The roles staff members play will also change.

"We all may take on different and additional jobs this year," said Renee Orr, who serves in a fundraising and community relations capacity for the school.

For her, it may involve pitching in to help monitor students as they pass through hallways to make sure they are keeping their distance from each other, or grabbing a cloth and some disinfectant to help teachers sanitize desks and chairs between periods.

These are examples of steps also being taken to comply with state guidelines at other schools beyond O'Hara. However, there is something at this school, which may not occur at many others this fall.

In-person classes, 5 days per week

While O'Hara is a private catholic school, it does not have any exemptions to the guidelines and rules set forth  by the state for schools throughout New York.

"We submitted our plan just as the public schools did," Holzerland said.

One difference from the majority of schools, though, is that O'Hara will offer in-person instruction five days per week.

And while parents may choose to have their children learn remotely, according to Holzerland 92 percent of the students are expected to attend in person.

"Most our students want to be back in class and most of their parents want them there," she said.

Cardinal O'Hara opened nearly 60 years as a school to accommodate more than 1,000 students.

These days, it enrollment stands at about 250, according to Holzerland.

"The sheer size of our building allows us to follow all the safety protocols and provide a safe environment for out student body," she said. 

In other words, what has been a curse for many Catholic schools in recent years of dwindling enrollment may turn out to be a blessing.

"The amount of space we have makes the school conducive to keeping six feet of separation between students," she said.

In addition, Holzerland confirmed that enrollment has risen 10 percent this fall, with more parents seeking to place their children in an academic environment  as close as possible to what existed prior to the pandemic.

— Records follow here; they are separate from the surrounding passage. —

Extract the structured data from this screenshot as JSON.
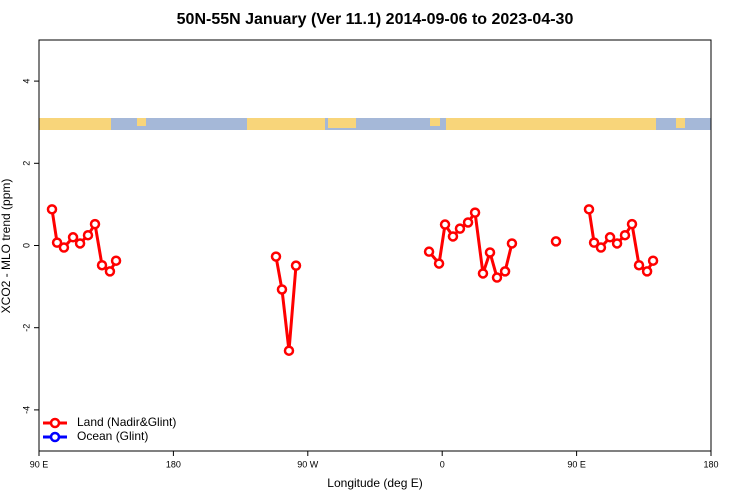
{
  "chart_data": {
    "type": "line",
    "title": "50N-55N January (Ver 11.1)   2014-09-06 to 2023-04-30",
    "xlabel": "Longitude (deg E)",
    "ylabel": "XCO2 - MLO trend (ppm)",
    "xlim": [
      90,
      540
    ],
    "xticks": [
      {
        "value": 90,
        "label": "90 E"
      },
      180,
      {
        "value": 270,
        "label": "90 W"
      },
      {
        "value": 360,
        "label": "0"
      },
      {
        "value": 450,
        "label": "90 E"
      },
      {
        "value": 540,
        "label": "180"
      }
    ],
    "ylim": [
      -5,
      5
    ],
    "yticks": [
      -4,
      -2,
      0,
      2,
      4
    ],
    "legend": "bottom-left",
    "series": [
      {
        "name": "Land (Nadir&Glint)",
        "color": "#ff0000",
        "x": [
          98.7,
          102.1,
          106.7,
          112.8,
          117.5,
          122.8,
          127.5,
          132.2,
          137.5,
          141.6,
          null,
          248.7,
          252.7,
          257.4,
          262.1,
          null,
          351.2,
          357.9,
          361.9,
          367.2,
          371.9,
          377.3,
          382.0,
          387.3,
          392.0,
          396.7,
          402.1,
          406.7,
          null,
          436.2,
          null,
          458.3,
          461.7,
          466.3,
          472.4,
          477.1,
          482.4,
          487.1,
          491.8,
          497.2,
          501.2
        ],
        "values": [
          0.88,
          0.07,
          -0.05,
          0.2,
          0.05,
          0.25,
          0.52,
          -0.48,
          -0.63,
          -0.37,
          null,
          -0.27,
          -1.07,
          -2.56,
          -0.49,
          null,
          -0.15,
          -0.44,
          0.51,
          0.22,
          0.41,
          0.56,
          0.8,
          -0.68,
          -0.17,
          -0.78,
          -0.63,
          0.05,
          null,
          0.1,
          null,
          0.88,
          0.07,
          -0.05,
          0.2,
          0.05,
          0.25,
          0.52,
          -0.48,
          -0.63,
          -0.37
        ]
      },
      {
        "name": "Ocean (Glint)",
        "color": "#0000ff",
        "x": [],
        "values": []
      }
    ]
  }
}
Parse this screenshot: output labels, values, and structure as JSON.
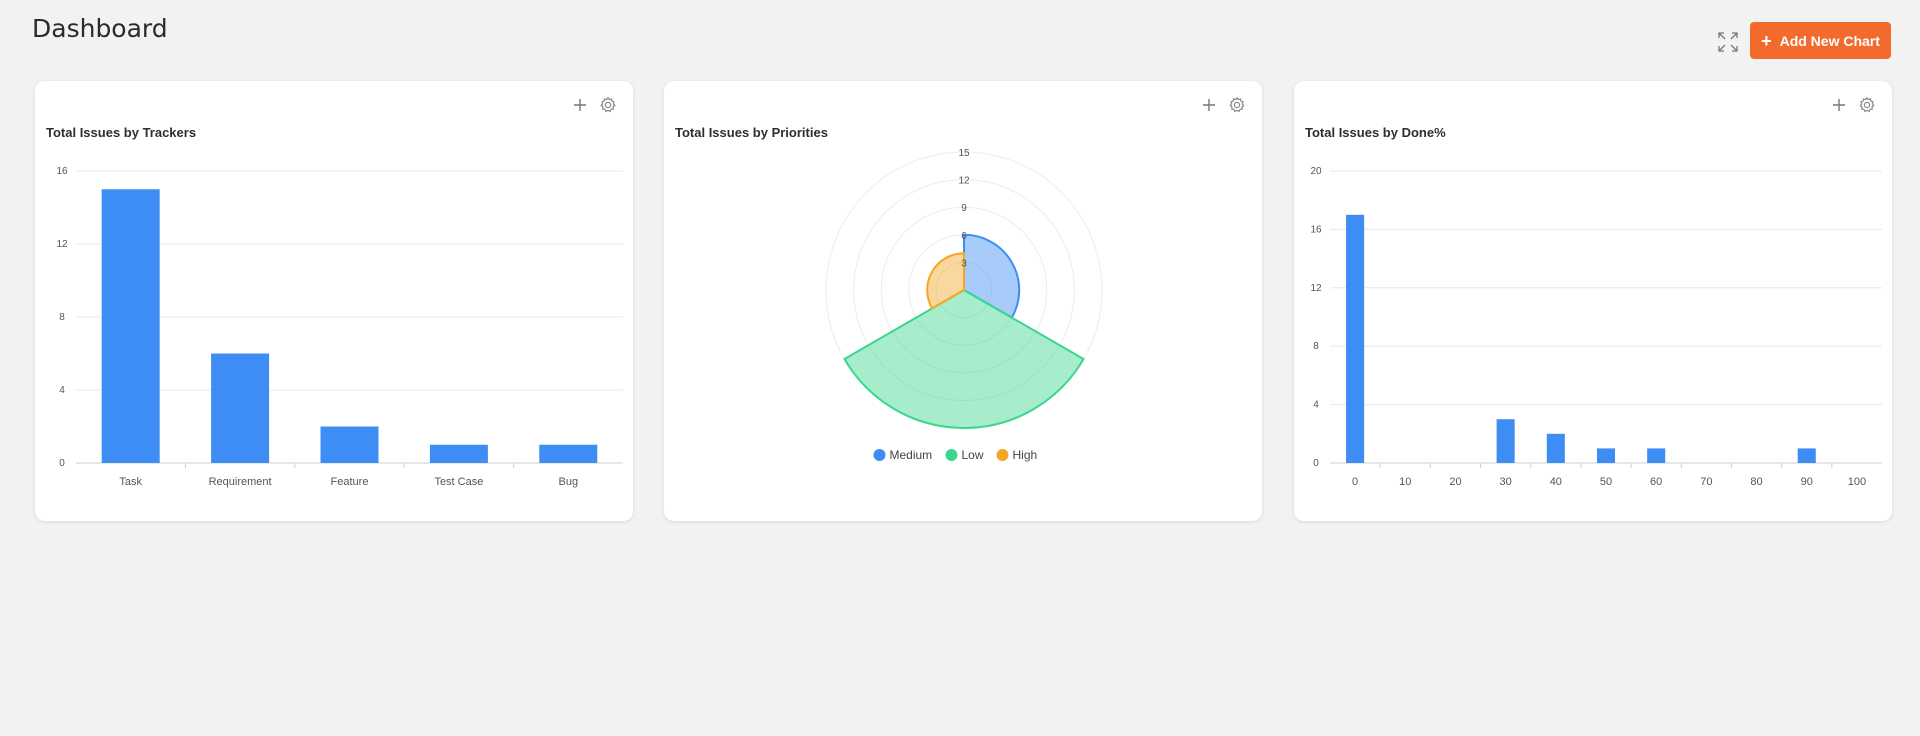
{
  "page": {
    "title": "Dashboard"
  },
  "toolbar": {
    "add_label": "Add New Chart",
    "add_icon": "plus-icon",
    "expand_icon": "expand-icon"
  },
  "colors": {
    "bar": "#3d8df5",
    "accent": "#f26a2c",
    "medium": "#3d8df5",
    "low": "#3bd68e",
    "high": "#f5a623"
  },
  "charts": [
    {
      "id": "trackers",
      "title": "Total Issues by Trackers"
    },
    {
      "id": "priorities",
      "title": "Total Issues by Priorities"
    },
    {
      "id": "done",
      "title": "Total Issues by Done%"
    }
  ],
  "chart_data": [
    {
      "type": "bar",
      "title": "Total Issues by Trackers",
      "categories": [
        "Task",
        "Requirement",
        "Feature",
        "Test Case",
        "Bug"
      ],
      "values": [
        15,
        6,
        2,
        1,
        1
      ],
      "ylim": [
        0,
        16
      ],
      "yticks": [
        0,
        4,
        8,
        12,
        16
      ],
      "grid": true
    },
    {
      "type": "pie",
      "subtype": "polar-area",
      "title": "Total Issues by Priorities",
      "categories": [
        "Medium",
        "Low",
        "High"
      ],
      "values": [
        6,
        15,
        4
      ],
      "rlim": [
        0,
        15
      ],
      "rticks": [
        3,
        6,
        9,
        12,
        15
      ],
      "legend": "bottom"
    },
    {
      "type": "bar",
      "title": "Total Issues by Done%",
      "categories": [
        "0",
        "10",
        "20",
        "30",
        "40",
        "50",
        "60",
        "70",
        "80",
        "90",
        "100"
      ],
      "values": [
        17,
        0,
        0,
        3,
        2,
        1,
        1,
        0,
        0,
        1,
        0
      ],
      "ylim": [
        0,
        20
      ],
      "yticks": [
        0,
        4,
        8,
        12,
        16,
        20
      ],
      "grid": true
    }
  ]
}
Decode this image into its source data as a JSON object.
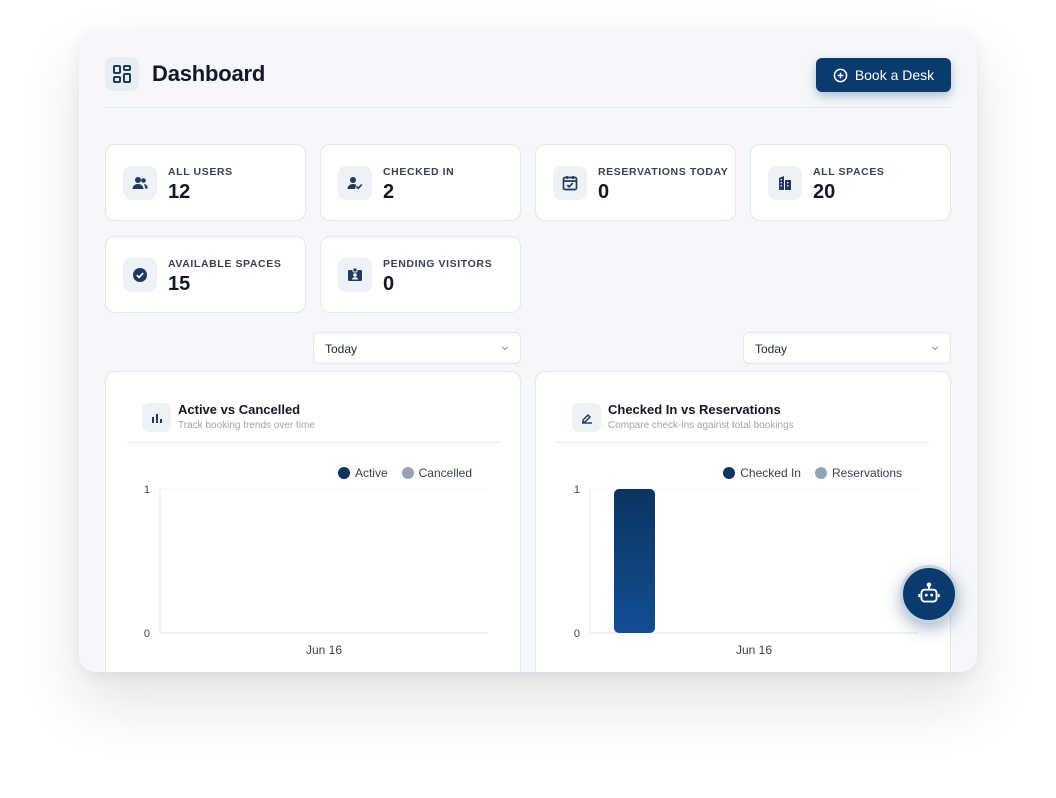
{
  "header": {
    "title": "Dashboard",
    "book_label": "Book a Desk"
  },
  "stats": [
    {
      "label": "ALL USERS",
      "value": "12",
      "icon": "users-icon"
    },
    {
      "label": "CHECKED IN",
      "value": "2",
      "icon": "user-check-icon"
    },
    {
      "label": "RESERVATIONS TODAY",
      "value": "0",
      "icon": "calendar-check-icon"
    },
    {
      "label": "ALL SPACES",
      "value": "20",
      "icon": "building-icon"
    },
    {
      "label": "AVAILABLE SPACES",
      "value": "15",
      "icon": "check-circle-icon"
    },
    {
      "label": "PENDING VISITORS",
      "value": "0",
      "icon": "id-badge-icon"
    }
  ],
  "filters": [
    {
      "value": "Today"
    },
    {
      "value": "Today"
    }
  ],
  "charts": [
    {
      "title": "Active vs Cancelled",
      "subtitle": "Track booking trends over time",
      "icon": "bar-chart-icon"
    },
    {
      "title": "Checked In vs Reservations",
      "subtitle": "Compare check-ins against total bookings",
      "icon": "signature-icon"
    }
  ],
  "chart_data": [
    {
      "type": "bar",
      "categories": [
        "Jun 16"
      ],
      "series": [
        {
          "name": "Active",
          "values": [
            0
          ],
          "color": "#0b3461"
        },
        {
          "name": "Cancelled",
          "values": [
            0
          ],
          "color": "#94a3b8"
        }
      ],
      "ylim": [
        0,
        1
      ],
      "yticks": [
        "0",
        "1"
      ],
      "legend": "top-right"
    },
    {
      "type": "bar",
      "categories": [
        "Jun 16"
      ],
      "series": [
        {
          "name": "Checked In",
          "values": [
            1
          ],
          "color": "#0b3461"
        },
        {
          "name": "Reservations",
          "values": [
            0
          ],
          "color": "#94a3b8"
        }
      ],
      "ylim": [
        0,
        1
      ],
      "yticks": [
        "0",
        "1"
      ],
      "legend": "top-right"
    }
  ],
  "colors": {
    "primary": "#0b3a6e",
    "muted": "#94a3b8",
    "background": "#f5f7fb"
  },
  "assistant": {
    "icon": "robot-icon"
  }
}
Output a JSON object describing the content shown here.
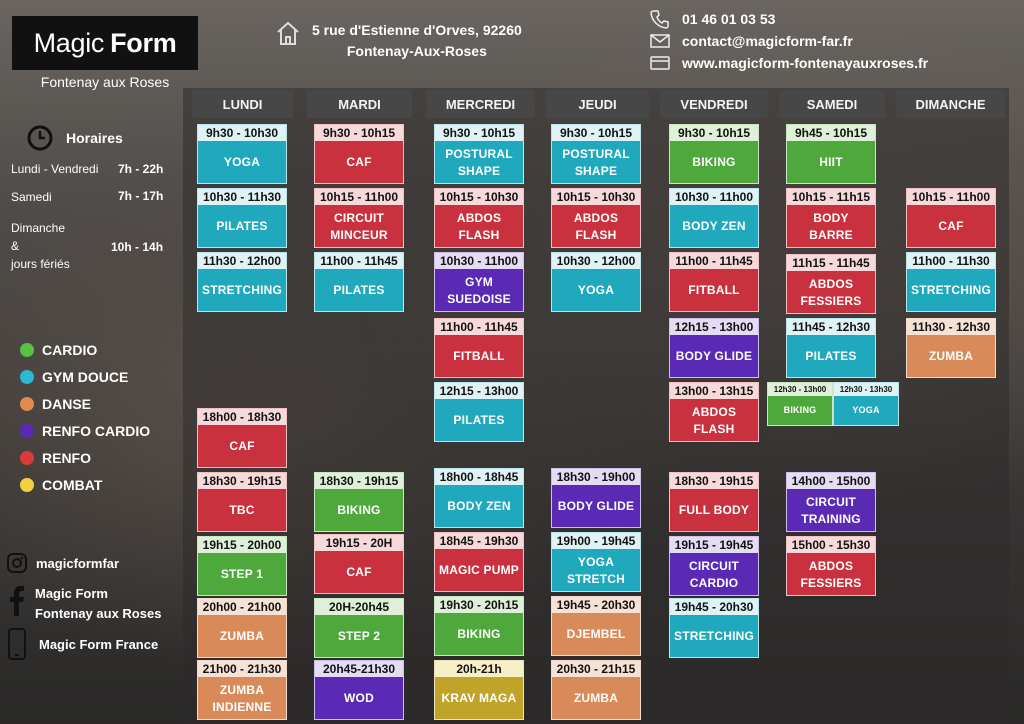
{
  "brand": {
    "magic": "Magic",
    "form": "Form",
    "subtitle": "Fontenay aux Roses"
  },
  "address": {
    "line1": "5 rue d'Estienne d'Orves, 92260",
    "line2": "Fontenay-Aux-Roses"
  },
  "contact": {
    "phone": "01 46 01 03 53",
    "email": "contact@magicform-far.fr",
    "website": "www.magicform-fontenayauxroses.fr"
  },
  "hours": {
    "title": "Horaires",
    "rows": [
      {
        "label": "Lundi - Vendredi",
        "value": "7h - 22h"
      },
      {
        "label": "Samedi",
        "value": "7h - 17h"
      },
      {
        "label1": "Dimanche",
        "label2": "&",
        "label3": "jours fériés",
        "value": "10h - 14h"
      }
    ]
  },
  "legend": [
    {
      "label": "CARDIO",
      "color": "#57c246"
    },
    {
      "label": "GYM DOUCE",
      "color": "#2bb8d0"
    },
    {
      "label": "DANSE",
      "color": "#e08a4d"
    },
    {
      "label": "RENFO CARDIO",
      "color": "#5a2ab4"
    },
    {
      "label": "RENFO",
      "color": "#d93a3a"
    },
    {
      "label": "COMBAT",
      "color": "#f2d040"
    }
  ],
  "social": {
    "instagram": "magicformfar",
    "facebook1": "Magic Form",
    "facebook2": "Fontenay aux Roses",
    "app": "Magic Form France"
  },
  "days": [
    "LUNDI",
    "MARDI",
    "MERCREDI",
    "JEUDI",
    "VENDREDI",
    "SAMEDI",
    "DIMANCHE"
  ],
  "classes": {
    "lundi": [
      {
        "time": "9h30 - 10h30",
        "name": "YOGA",
        "cat": "teal"
      },
      {
        "time": "10h30 - 11h30",
        "name": "PILATES",
        "cat": "teal"
      },
      {
        "time": "11h30 - 12h00",
        "name": "STRETCHING",
        "cat": "teal"
      },
      {
        "time": "18h00 - 18h30",
        "name": "CAF",
        "cat": "red"
      },
      {
        "time": "18h30 - 19h15",
        "name": "TBC",
        "cat": "red"
      },
      {
        "time": "19h15 - 20h00",
        "name": "STEP 1",
        "cat": "green"
      },
      {
        "time": "20h00 - 21h00",
        "name": "ZUMBA",
        "cat": "orange"
      },
      {
        "time": "21h00 - 21h30",
        "name": "ZUMBA INDIENNE",
        "cat": "orange"
      }
    ],
    "mardi": [
      {
        "time": "9h30 - 10h15",
        "name": "CAF",
        "cat": "red"
      },
      {
        "time": "10h15 - 11h00",
        "name": "CIRCUIT MINCEUR",
        "cat": "red"
      },
      {
        "time": "11h00 - 11h45",
        "name": "PILATES",
        "cat": "teal"
      },
      {
        "time": "18h30 - 19h15",
        "name": "BIKING",
        "cat": "green"
      },
      {
        "time": "19h15 - 20H",
        "name": "CAF",
        "cat": "red"
      },
      {
        "time": "20H-20h45",
        "name": "STEP 2",
        "cat": "green"
      },
      {
        "time": "20h45-21h30",
        "name": "WOD",
        "cat": "purple"
      }
    ],
    "mercredi": [
      {
        "time": "9h30 - 10h15",
        "name": "POSTURAL SHAPE",
        "cat": "teal"
      },
      {
        "time": "10h15 - 10h30",
        "name": "ABDOS FLASH",
        "cat": "red"
      },
      {
        "time": "10h30 - 11h00",
        "name": "GYM SUEDOISE",
        "cat": "purple"
      },
      {
        "time": "11h00 - 11h45",
        "name": "FITBALL",
        "cat": "red"
      },
      {
        "time": "12h15 - 13h00",
        "name": "PILATES",
        "cat": "teal"
      },
      {
        "time": "18h00 - 18h45",
        "name": "BODY ZEN",
        "cat": "teal"
      },
      {
        "time": "18h45 - 19h30",
        "name": "MAGIC PUMP",
        "cat": "red"
      },
      {
        "time": "19h30 - 20h15",
        "name": "BIKING",
        "cat": "green"
      },
      {
        "time": "20h-21h",
        "name": "KRAV MAGA",
        "cat": "yellow"
      }
    ],
    "jeudi": [
      {
        "time": "9h30 - 10h15",
        "name": "POSTURAL SHAPE",
        "cat": "teal"
      },
      {
        "time": "10h15 - 10h30",
        "name": "ABDOS FLASH",
        "cat": "red"
      },
      {
        "time": "10h30 - 12h00",
        "name": "YOGA",
        "cat": "teal"
      },
      {
        "time": "18h30 - 19h00",
        "name": "BODY GLIDE",
        "cat": "purple"
      },
      {
        "time": "19h00 - 19h45",
        "name": "YOGA STRETCH",
        "cat": "teal"
      },
      {
        "time": "19h45 - 20h30",
        "name": "DJEMBEL",
        "cat": "orange"
      },
      {
        "time": "20h30 - 21h15",
        "name": "ZUMBA",
        "cat": "orange"
      }
    ],
    "vendredi": [
      {
        "time": "9h30 - 10h15",
        "name": "BIKING",
        "cat": "green"
      },
      {
        "time": "10h30 - 11h00",
        "name": "BODY ZEN",
        "cat": "teal"
      },
      {
        "time": "11h00 - 11h45",
        "name": "FITBALL",
        "cat": "red"
      },
      {
        "time": "12h15 - 13h00",
        "name": "BODY GLIDE",
        "cat": "purple"
      },
      {
        "time": "13h00 - 13h15",
        "name": "ABDOS FLASH",
        "cat": "red"
      },
      {
        "time": "18h30 - 19h15",
        "name": "FULL BODY",
        "cat": "red"
      },
      {
        "time": "19h15 - 19h45",
        "name": "CIRCUIT CARDIO",
        "cat": "purple"
      },
      {
        "time": "19h45 - 20h30",
        "name": "STRETCHING",
        "cat": "teal"
      }
    ],
    "samedi": [
      {
        "time": "9h45 - 10h15",
        "name": "HIIT",
        "cat": "green"
      },
      {
        "time": "10h15 - 11h15",
        "name": "BODY BARRE",
        "cat": "red"
      },
      {
        "time": "11h15 - 11h45",
        "name": "ABDOS FESSIERS",
        "cat": "red"
      },
      {
        "time": "11h45 - 12h30",
        "name": "PILATES",
        "cat": "teal"
      },
      {
        "time": "12h30 - 13h00",
        "name": "BIKING",
        "cat": "green"
      },
      {
        "time": "12h30 - 13h30",
        "name": "YOGA",
        "cat": "teal"
      },
      {
        "time": "14h00 - 15h00",
        "name": "CIRCUIT TRAINING",
        "cat": "purple"
      },
      {
        "time": "15h00 - 15h30",
        "name": "ABDOS FESSIERS",
        "cat": "red"
      }
    ],
    "dimanche": [
      {
        "time": "10h15 - 11h00",
        "name": "CAF",
        "cat": "red"
      },
      {
        "time": "11h00 - 11h30",
        "name": "STRETCHING",
        "cat": "teal"
      },
      {
        "time": "11h30 - 12h30",
        "name": "ZUMBA",
        "cat": "orange"
      }
    ]
  }
}
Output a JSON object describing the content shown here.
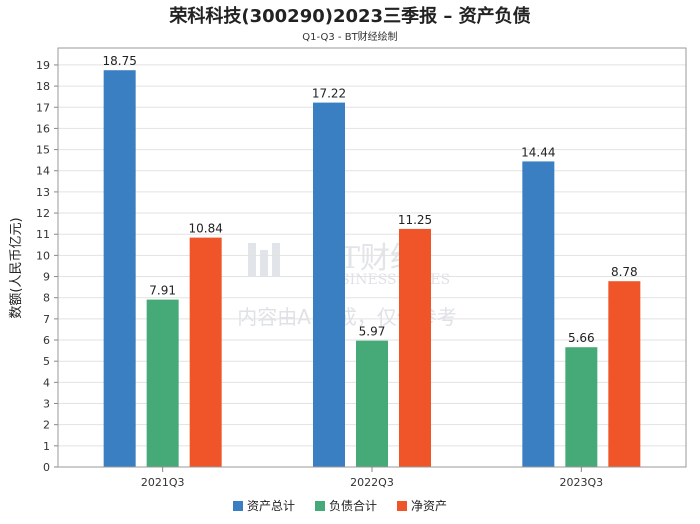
{
  "chart_data": {
    "type": "bar",
    "title": "荣科科技(300290)2023三季报 – 资产负债",
    "subtitle": "Q1-Q3 - BT财经绘制",
    "ylabel": "数额(人民币亿元)",
    "xlabel": "",
    "categories": [
      "2021Q3",
      "2022Q3",
      "2023Q3"
    ],
    "ylim": [
      0,
      19.8
    ],
    "yticks": [
      0,
      1,
      2,
      3,
      4,
      5,
      6,
      7,
      8,
      9,
      10,
      11,
      12,
      13,
      14,
      15,
      16,
      17,
      18,
      19
    ],
    "grid": true,
    "legend_position": "bottom-center",
    "series": [
      {
        "name": "资产总计",
        "color": "#3a7fc1",
        "values": [
          18.75,
          17.22,
          14.44
        ]
      },
      {
        "name": "负债合计",
        "color": "#46a978",
        "values": [
          7.91,
          5.97,
          5.66
        ]
      },
      {
        "name": "净资产",
        "color": "#f0552a",
        "values": [
          10.84,
          11.25,
          8.78
        ]
      }
    ]
  },
  "watermark": {
    "brand": "BT财经",
    "brand_en": "BUSINESS TIMES",
    "notice": "内容由AI生成，仅供参考"
  }
}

While many schools plan to close midweek for one day of deep cleaning, O'Hara won't be doing that either.

"We have parents who have volunteered to come in every night to assist our custodians with the sanitizing. We're very lucky," Orr said.

Teachers getting ready, eager to return

Teachers will also have to accustom themselves to new ways of interacting with students.

They will have to stay at a distance from them, and teach from the front of the room.

It's a big adjustment for, among others, English teacher Lori Panaro.

"I'm so used to walking around to each student, and working in small groups with them. We have to stay six feet apart, I can't even walk over and stand next to them this year," she said, with a hint of disappointment in her voice.

However, if Mrs. Panaro's experience as a teacher has taught her one thing, it is that kids are resilient and adaptable to change.

"They will be fine," she said.

And so will she, she says, when she can see them once again.

"Oh, I can't  wait. I miss my students. ... I really do."